On 4/22/06, Joel de Guzman <joel_at_[hidden]> wrote:
> Thorsten Ottosen wrote:
> > Marcin Kalicinski wrote:
>
> >> I was not aware that includes are connected with namespaces. I think my XML
> >> knowledge is not does not stand up to the need. I based my parser on Dan
> >> Nuffer's sources, and hope he got the corner cases right :-) On the other
> >> hand, if boost gets its XML library, my XML parser will be nothing more but
> >> obsolete, so it may not be worthwhile to spend too much time on it at the
> >> moment.
> >
> > There are a number of applications that just needs a simple xml-parser.
> > For example, most of the xml-files in my company are simple recursive
> > structures with a single id="42" attribute here and there. But that id
> > could easily be put into a tag instead.
> >
> > I have not yet understood why xml needs to be so sophisticated, and will
> > probably continue to ignore all those wierd an advanced xml-features.
> >
> > Anyway, Marcin's parser also builds a ptree which is a great benefit
> > compared to the DOM parsers I have seen.
> >
> > Just make sure it is well-defined what subset of xml that can be parsed
> > and what cannot. In spirit of the library, anything that is not really
> > easy and simple to support, should be rejected.
>
> I agree. I have the same observation. Most practical uses of XML
> are actually very simple. I too do not understand why XML needs
> to be so sophisticated.

All the significant projects I know of that use XML tend to use
namespaces and schemas, for example Mozilla, Gnome, OpenOffice.
Namespaces are useful in XML for the same reason their useful in C++:
modularity, which is good if you're dealing with a project maintained
by more than one author with shared components that encode data as
XML. Schemas give you data types and type checking, which obviously is
nice to have when you're dealing with data.

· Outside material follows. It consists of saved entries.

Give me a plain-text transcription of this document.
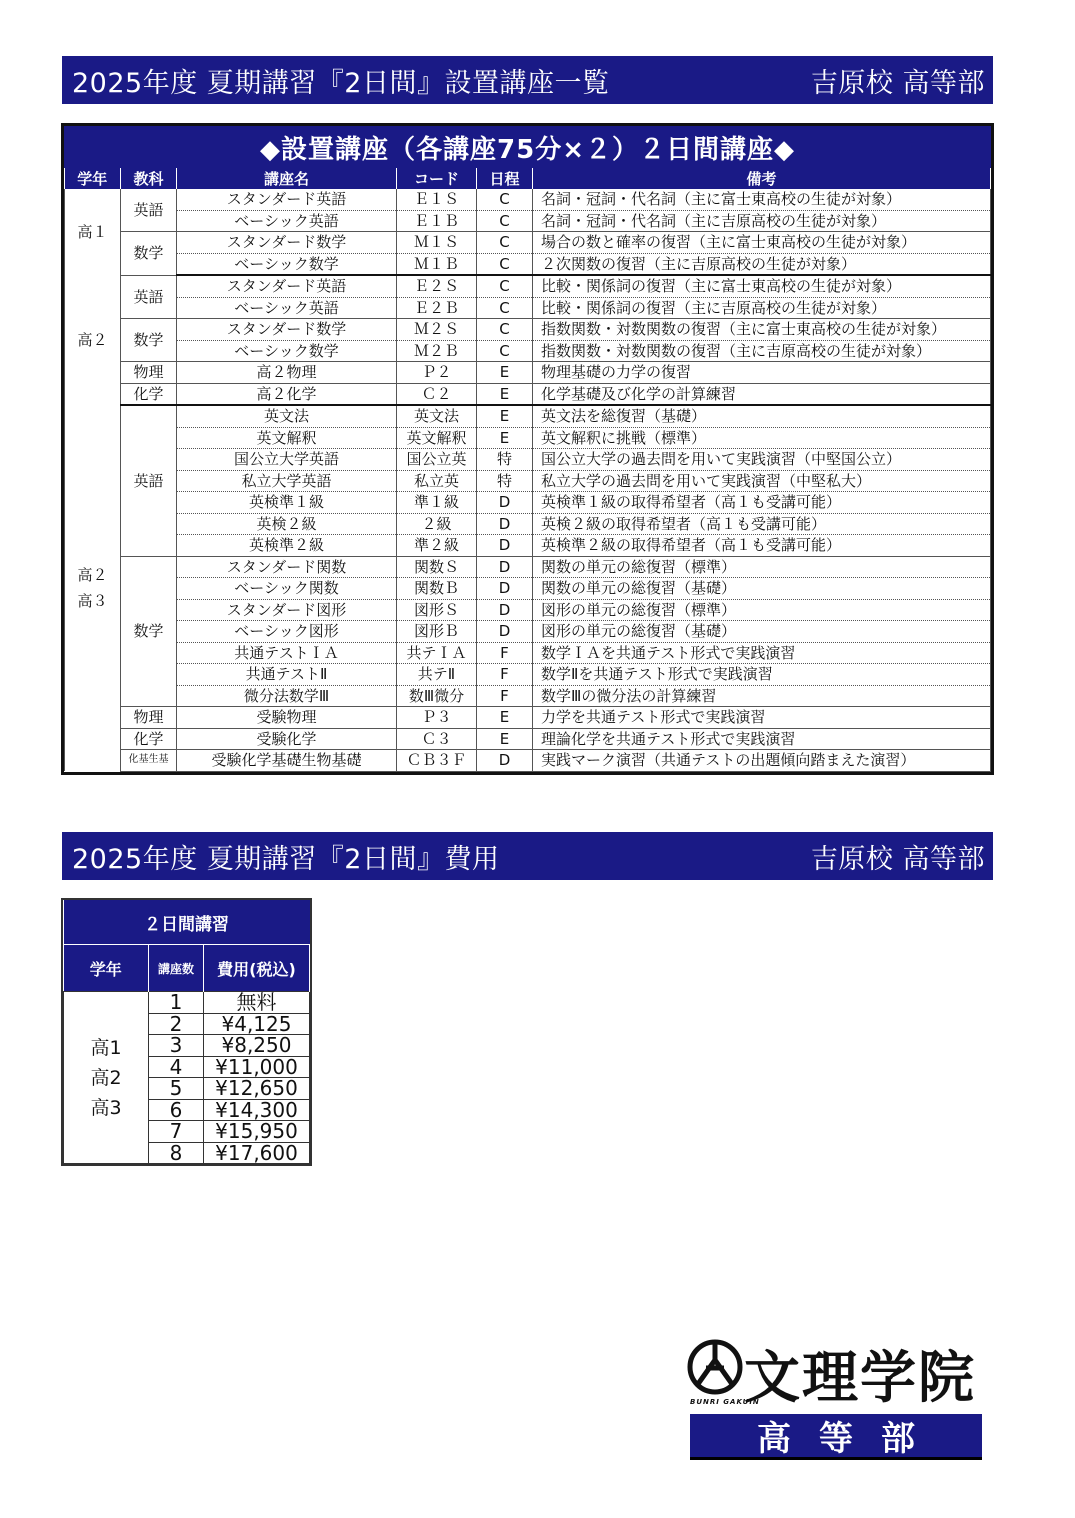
2025年度 夏期講習『2日間』設置講座一覧	吉原校 高等部
◆設置講座（各講座75分×２）２日間講座◆
学年	教科	講座名	コード	日程	備考
高１	英語	スタンダード英語	Ｅ１Ｓ	C	名詞・冠詞・代名詞（主に富士東高校の生徒が対象）
		ベーシック英語	Ｅ１Ｂ	C	名詞・冠詞・代名詞（主に吉原高校の生徒が対象）
	数学	スタンダード数学	Ｍ１Ｓ	C	場合の数と確率の復習（主に富士東高校の生徒が対象）
		ベーシック数学	Ｍ１Ｂ	C	２次関数の復習（主に吉原高校の生徒が対象）
高２	英語	スタンダード英語	Ｅ２Ｓ	C	比較・関係詞の復習（主に富士東高校の生徒が対象）
		ベーシック英語	Ｅ２Ｂ	C	比較・関係詞の復習（主に吉原高校の生徒が対象）
	数学	スタンダード数学	Ｍ２Ｓ	C	指数関数・対数関数の復習（主に富士東高校の生徒が対象）
		ベーシック数学	Ｍ２Ｂ	C	指数関数・対数関数の復習（主に吉原高校の生徒が対象）
	物理	高２物理	Ｐ２	E	物理基礎の力学の復習
	化学	高２化学	Ｃ２	E	化学基礎及び化学の計算練習
高２
高３	英語	英文法	英文法	E	英文法を総復習（基礎）
		英文解釈	英文解釈	E	英文解釈に挑戦（標準）
		国公立大学英語	国公立英	特	国公立大学の過去問を用いて実践演習（中堅国公立）
		私立大学英語	私立英	特	私立大学の過去問を用いて実践演習（中堅私大）
		英検準１級	準１級	D	英検準１級の取得希望者（高１も受講可能）
		英検２級	２級	D	英検２級の取得希望者（高１も受講可能）
		英検準２級	準２級	D	英検準２級の取得希望者（高１も受講可能）
	数学	スタンダード関数	関数Ｓ	D	関数の単元の総復習（標準）
		ベーシック関数	関数Ｂ	D	関数の単元の総復習（基礎）
		スタンダード図形	図形Ｓ	D	図形の単元の総復習（標準）
		ベーシック図形	図形Ｂ	D	図形の単元の総復習（基礎）
		共通テストＩＡ	共テＩＡ	F	数学ＩＡを共通テスト形式で実践演習
		共通テストⅡ	共テⅡ	F	数学Ⅱを共通テスト形式で実践演習
		微分法数学Ⅲ	数Ⅲ微分	F	数学Ⅲの微分法の計算練習
	物理	受験物理	Ｐ３	E	力学を共通テスト形式で実践演習
	化学	受験化学	Ｃ３	E	理論化学を共通テスト形式で実践演習
	化基生基	受験化学基礎生物基礎	ＣＢ３Ｆ	D	実践マーク演習（共通テストの出題傾向踏まえた演習）
2025年度 夏期講習『2日間』費用	吉原校 高等部
２日間講習		
学年	講座数	費用(税込)
高1
高2
高3	1	無料
	2	¥4,125
	3	¥8,250
	4	¥11,000
	5	¥12,650
	6	¥14,300
	7	¥15,950
	8	¥17,600
文理学院
BUNRI GAKUIN
高等部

I think XML schema
validation is one of the most import features of XML for the same
reason that I like C++ templates and type-safe compile time
polymorphism: making sure your data types are correct before hand
gives you one less thing to worry about.

For anyone interested in becoming convinced of the usefulness of these
XML features I would suggest the tutorials at
http://www.w3schools.com. For a real world example, check out
Mozilla's XML User Interface Language (XUL) at
http://developer.mozilla.org/en/docs/XUL which uses XML to configure
the appearance of application GUIs. Of course there are also tons of
books about this stuff as well.

I don't think this has any repercussions for property_tree other than
to recognize that for the initial release it won't scale beyond
trivial application configurations. That may be fine to begin with,
but at some point Boost users may have higher expectations. We're
spoiled rotten by Boost.Regex and others.